The vehicles that Trotto collects have almost as unique and varied a past as the man himself. He owns a fire-truck from the old Grafton State Hospital as well as one (a 1939 Mack) from Brookfield. His collection is so vast that he rents a three-acre building simply to store everything in one location. He says that “…the classic cars are more distinct. With the old cars I could tell you the make from a mile away. With the new cars you can’t tell a Cadillac from a Kia.” The cars and trucks he purchases come in all conditions and generally Trotto lovingly restores them himself; if there is something that he can’t fix, he’ll bring in professional help ~ anything to restore the vehicles’original glory and pristine condition.

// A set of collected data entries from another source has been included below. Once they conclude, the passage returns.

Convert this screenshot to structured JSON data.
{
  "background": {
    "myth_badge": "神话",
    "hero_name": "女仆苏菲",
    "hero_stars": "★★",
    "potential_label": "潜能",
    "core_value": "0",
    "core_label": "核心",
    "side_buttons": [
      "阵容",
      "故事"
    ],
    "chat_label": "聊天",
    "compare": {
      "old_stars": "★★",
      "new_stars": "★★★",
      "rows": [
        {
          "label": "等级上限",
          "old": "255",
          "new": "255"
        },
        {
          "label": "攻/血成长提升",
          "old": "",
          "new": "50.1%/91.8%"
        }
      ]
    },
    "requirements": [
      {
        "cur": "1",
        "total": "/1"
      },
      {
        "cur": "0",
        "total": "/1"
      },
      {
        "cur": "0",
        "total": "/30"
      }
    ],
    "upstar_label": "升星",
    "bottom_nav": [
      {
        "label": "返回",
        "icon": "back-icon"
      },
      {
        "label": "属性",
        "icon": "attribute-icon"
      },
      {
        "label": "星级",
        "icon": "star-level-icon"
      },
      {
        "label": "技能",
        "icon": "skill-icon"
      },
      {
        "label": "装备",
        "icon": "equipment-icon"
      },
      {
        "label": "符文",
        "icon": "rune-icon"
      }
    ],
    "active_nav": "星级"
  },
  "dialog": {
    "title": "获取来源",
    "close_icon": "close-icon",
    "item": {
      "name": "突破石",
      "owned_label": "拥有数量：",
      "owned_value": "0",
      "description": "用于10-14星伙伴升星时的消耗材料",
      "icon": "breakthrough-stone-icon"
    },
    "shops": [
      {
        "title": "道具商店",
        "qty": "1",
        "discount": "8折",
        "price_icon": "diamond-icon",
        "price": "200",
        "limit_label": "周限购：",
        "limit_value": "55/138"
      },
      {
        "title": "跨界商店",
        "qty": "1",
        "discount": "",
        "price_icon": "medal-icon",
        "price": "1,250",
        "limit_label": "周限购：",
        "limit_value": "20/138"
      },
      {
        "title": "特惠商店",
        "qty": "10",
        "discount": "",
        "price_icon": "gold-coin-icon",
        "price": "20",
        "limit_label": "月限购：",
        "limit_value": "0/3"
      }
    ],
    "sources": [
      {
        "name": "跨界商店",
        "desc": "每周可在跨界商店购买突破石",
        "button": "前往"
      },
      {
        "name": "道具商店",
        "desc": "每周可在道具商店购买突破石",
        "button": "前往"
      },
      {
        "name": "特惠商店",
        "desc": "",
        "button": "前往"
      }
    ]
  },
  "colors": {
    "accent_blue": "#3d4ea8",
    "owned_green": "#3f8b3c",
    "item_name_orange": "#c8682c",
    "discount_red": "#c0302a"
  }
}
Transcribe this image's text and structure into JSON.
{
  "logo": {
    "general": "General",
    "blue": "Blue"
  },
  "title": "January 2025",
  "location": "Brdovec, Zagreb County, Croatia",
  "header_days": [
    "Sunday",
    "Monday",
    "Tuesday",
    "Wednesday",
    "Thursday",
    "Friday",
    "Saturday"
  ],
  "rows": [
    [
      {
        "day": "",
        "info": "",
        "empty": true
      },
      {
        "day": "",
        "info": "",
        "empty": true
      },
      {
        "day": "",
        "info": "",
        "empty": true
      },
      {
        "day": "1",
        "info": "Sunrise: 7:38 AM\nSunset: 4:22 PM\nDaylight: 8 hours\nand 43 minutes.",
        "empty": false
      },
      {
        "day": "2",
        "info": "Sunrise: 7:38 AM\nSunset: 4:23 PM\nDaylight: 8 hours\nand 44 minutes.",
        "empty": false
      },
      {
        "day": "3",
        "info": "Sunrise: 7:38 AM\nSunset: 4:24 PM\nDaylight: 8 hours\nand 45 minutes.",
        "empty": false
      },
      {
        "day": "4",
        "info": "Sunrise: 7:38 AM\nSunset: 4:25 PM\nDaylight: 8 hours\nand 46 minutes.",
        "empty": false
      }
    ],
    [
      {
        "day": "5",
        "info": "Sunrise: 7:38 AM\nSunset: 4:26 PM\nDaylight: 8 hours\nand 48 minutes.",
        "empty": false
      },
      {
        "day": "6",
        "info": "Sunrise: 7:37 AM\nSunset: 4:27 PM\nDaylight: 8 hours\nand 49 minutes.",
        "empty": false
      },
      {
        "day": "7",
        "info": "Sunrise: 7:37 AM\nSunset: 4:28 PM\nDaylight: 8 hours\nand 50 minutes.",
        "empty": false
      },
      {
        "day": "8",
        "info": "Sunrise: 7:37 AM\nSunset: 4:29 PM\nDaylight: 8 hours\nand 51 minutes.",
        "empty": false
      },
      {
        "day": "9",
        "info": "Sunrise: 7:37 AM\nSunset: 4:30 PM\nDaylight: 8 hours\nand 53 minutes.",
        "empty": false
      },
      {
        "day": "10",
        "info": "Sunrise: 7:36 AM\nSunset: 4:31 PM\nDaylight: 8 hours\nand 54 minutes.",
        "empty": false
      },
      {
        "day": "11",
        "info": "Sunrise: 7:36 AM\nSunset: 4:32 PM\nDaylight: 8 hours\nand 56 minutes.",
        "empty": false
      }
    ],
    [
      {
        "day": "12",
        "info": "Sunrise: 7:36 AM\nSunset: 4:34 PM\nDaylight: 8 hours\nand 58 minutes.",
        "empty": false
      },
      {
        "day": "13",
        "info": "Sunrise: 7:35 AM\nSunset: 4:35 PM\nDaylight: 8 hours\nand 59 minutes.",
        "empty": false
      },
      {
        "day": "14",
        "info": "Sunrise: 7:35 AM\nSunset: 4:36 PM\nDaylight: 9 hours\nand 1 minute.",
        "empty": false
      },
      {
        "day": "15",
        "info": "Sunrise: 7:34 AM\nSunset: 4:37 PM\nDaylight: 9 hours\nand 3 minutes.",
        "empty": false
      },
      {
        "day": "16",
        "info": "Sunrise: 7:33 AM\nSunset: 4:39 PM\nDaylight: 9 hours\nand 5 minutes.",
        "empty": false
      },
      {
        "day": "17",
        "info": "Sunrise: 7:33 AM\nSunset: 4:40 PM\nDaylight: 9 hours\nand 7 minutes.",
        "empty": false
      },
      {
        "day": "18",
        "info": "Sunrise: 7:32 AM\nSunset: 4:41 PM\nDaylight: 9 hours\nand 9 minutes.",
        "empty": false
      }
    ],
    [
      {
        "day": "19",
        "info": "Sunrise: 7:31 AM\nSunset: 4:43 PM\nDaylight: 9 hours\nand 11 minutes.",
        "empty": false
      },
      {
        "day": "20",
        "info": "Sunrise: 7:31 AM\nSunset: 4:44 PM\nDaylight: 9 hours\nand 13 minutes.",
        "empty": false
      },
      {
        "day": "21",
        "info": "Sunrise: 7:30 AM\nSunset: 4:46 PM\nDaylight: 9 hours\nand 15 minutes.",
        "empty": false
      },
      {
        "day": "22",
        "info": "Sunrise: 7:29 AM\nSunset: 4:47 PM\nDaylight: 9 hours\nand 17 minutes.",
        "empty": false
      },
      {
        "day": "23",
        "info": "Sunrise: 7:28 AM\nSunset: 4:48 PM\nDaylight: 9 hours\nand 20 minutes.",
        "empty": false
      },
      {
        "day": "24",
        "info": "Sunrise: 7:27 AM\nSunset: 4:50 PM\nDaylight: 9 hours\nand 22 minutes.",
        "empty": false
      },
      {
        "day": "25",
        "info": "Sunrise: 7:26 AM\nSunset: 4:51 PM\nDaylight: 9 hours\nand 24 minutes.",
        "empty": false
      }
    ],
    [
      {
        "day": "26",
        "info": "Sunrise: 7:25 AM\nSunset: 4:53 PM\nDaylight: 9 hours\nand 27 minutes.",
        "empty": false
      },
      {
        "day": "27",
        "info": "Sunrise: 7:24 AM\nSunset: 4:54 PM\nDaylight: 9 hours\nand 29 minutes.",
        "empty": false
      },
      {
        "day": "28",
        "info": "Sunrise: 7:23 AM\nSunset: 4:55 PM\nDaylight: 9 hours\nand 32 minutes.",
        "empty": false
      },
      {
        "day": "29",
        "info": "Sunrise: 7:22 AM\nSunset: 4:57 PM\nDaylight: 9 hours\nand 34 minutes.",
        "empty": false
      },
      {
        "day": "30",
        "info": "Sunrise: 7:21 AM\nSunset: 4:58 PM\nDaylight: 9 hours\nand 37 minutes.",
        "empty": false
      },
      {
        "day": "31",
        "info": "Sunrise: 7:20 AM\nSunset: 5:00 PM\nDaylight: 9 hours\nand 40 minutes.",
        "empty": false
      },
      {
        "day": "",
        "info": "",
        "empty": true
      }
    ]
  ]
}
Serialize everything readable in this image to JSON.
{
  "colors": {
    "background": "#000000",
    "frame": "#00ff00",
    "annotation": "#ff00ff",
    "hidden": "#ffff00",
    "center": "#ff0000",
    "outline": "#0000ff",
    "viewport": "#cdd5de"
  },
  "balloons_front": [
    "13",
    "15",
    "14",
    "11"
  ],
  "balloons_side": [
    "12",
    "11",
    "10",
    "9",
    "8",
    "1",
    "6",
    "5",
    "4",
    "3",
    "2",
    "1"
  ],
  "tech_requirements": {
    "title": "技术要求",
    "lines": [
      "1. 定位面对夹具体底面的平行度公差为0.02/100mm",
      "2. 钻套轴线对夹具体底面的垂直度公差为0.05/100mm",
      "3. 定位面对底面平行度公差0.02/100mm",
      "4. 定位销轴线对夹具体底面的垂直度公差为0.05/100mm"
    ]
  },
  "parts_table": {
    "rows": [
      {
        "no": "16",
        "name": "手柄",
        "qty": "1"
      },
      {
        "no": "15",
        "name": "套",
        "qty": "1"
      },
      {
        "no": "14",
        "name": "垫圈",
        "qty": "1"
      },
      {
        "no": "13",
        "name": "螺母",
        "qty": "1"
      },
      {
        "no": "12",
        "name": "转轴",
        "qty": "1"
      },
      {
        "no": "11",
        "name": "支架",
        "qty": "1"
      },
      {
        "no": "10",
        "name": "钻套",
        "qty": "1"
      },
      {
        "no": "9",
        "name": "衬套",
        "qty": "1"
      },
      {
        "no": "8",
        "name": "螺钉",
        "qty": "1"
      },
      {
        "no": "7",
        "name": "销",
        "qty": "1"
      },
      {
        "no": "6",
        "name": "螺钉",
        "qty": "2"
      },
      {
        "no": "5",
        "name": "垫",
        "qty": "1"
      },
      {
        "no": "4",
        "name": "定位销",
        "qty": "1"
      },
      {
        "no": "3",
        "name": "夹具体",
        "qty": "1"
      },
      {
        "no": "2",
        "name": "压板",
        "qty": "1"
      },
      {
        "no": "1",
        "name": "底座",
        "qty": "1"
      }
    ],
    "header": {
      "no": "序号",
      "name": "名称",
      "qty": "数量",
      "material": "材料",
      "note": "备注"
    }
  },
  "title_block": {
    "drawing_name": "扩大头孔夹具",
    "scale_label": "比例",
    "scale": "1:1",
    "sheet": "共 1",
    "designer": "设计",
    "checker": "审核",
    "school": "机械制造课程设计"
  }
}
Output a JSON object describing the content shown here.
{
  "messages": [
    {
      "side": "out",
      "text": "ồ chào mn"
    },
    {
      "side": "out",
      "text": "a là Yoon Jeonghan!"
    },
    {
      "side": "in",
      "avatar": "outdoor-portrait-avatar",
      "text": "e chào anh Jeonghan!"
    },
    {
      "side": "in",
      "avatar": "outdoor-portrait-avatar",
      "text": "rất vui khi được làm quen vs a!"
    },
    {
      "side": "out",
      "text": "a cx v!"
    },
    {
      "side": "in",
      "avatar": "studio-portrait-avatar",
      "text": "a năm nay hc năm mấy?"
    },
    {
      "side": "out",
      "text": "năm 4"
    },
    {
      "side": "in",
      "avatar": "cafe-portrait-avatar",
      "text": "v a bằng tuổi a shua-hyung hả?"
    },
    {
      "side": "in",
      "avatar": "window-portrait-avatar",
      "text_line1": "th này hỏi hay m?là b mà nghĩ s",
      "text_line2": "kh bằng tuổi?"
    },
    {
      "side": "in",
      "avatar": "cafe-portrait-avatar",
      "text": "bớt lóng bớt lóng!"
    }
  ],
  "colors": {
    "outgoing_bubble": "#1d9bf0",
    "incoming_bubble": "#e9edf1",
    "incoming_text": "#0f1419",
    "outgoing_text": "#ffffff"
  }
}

Trotto says that there is no unobtainable dream vehicle waiting out there for him. He has been building his antique motor vehicle collection for over fifty years and has everything he could ever want ~ almost: he counts a 1956 Black Ford pick-up, which he drove home from Georgia, as one of his personal favorites, but there’s an incredibly rare 1937 Mack Jr. pick-up that he’s been trying to purchase for years ~ and he’s confident that he’ll one day be able to add it to his collection.  Once he does, he’ll consider his collection complete.

Pictured: 1956 Ford pick-up, similar to the one Trotto owns.